This unique high-intensity interval training workout was created exclusively for Oxygen readers by Andy Speer, CSCS, SFG 1, co-owner of Soho Strength Lab, an elite training facility in New York City.
“The two exercises in the plan work almost every muscle in your body, especially legs, glutes, shoulders and abs. These two will torch fat in 12 to 18 minutes,” Speer says.
1. Hop Switch
From the plank position, bring your right foot to the outside of your right hand. In one motion, switch your feet so your left foot lands on the outside of your left hand and your right foot is extended behind your body. Tip: As you switch legs, push down into the floor with your hands/arms. Lift your hips only enough to move your legs smoothly.
Targets: shoulders, abs, hip flexors, cardiovascular system
2. Starter Drill
From a standing position, step rearward with your right foot (like a reverse lunge but slightly more extended) and place your right hand on the floor by the inside of your left foot. In one motion, stand tall, bringing your right knee up in front. (For an extra challenge/fat burn, add a small hop at the top of the motion to get slightly airborne.) Return to the bottom position and repeat. Tip: As your back knee drives upward toward the front, swing your opposite hand up with it, as if you were sprinting.

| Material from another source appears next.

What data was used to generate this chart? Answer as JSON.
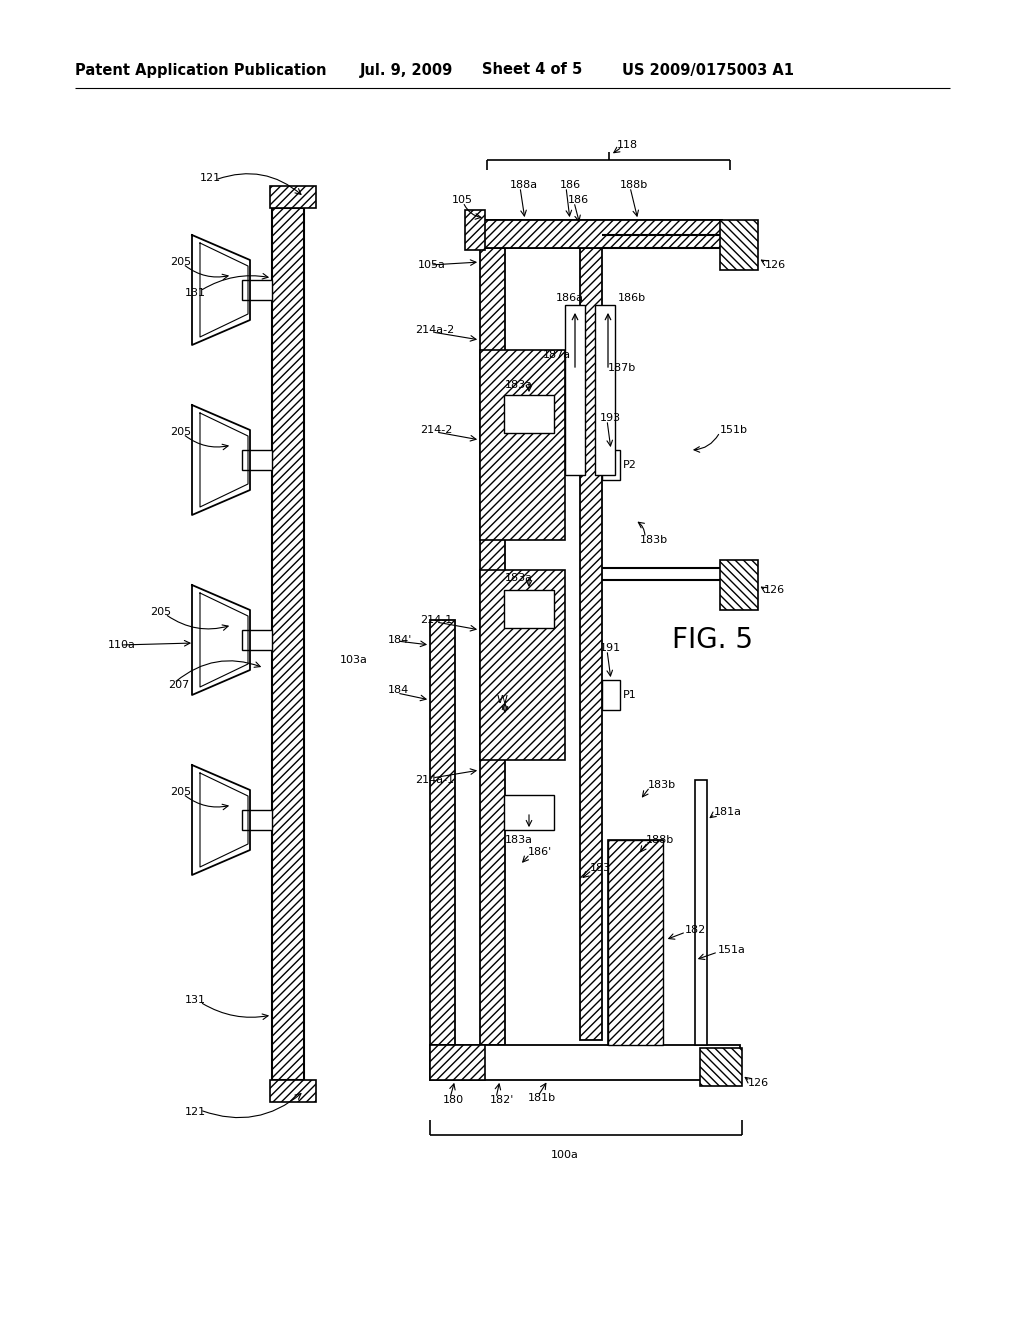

Targets: glutes, hamstrings, quads, cardio
How To Work It
Do the first exercise nonstop for 30 seconds, then rest 30 seconds. Immediately do the second exercise first with your right leg for 30 seconds of activity and 30 seconds of rest, then follow it with your left leg for the same action/rest period. One complete round of both exercises will take three minutes: hop switch 30/30, starter drill right leg 30/30, starter drill left leg 30/30.
Do the HIIT plan two to three times a week. Start by completing four rounds of 12 minutes total. Add a round every few workouts until you are able to do six rounds for a total of 18 minutes.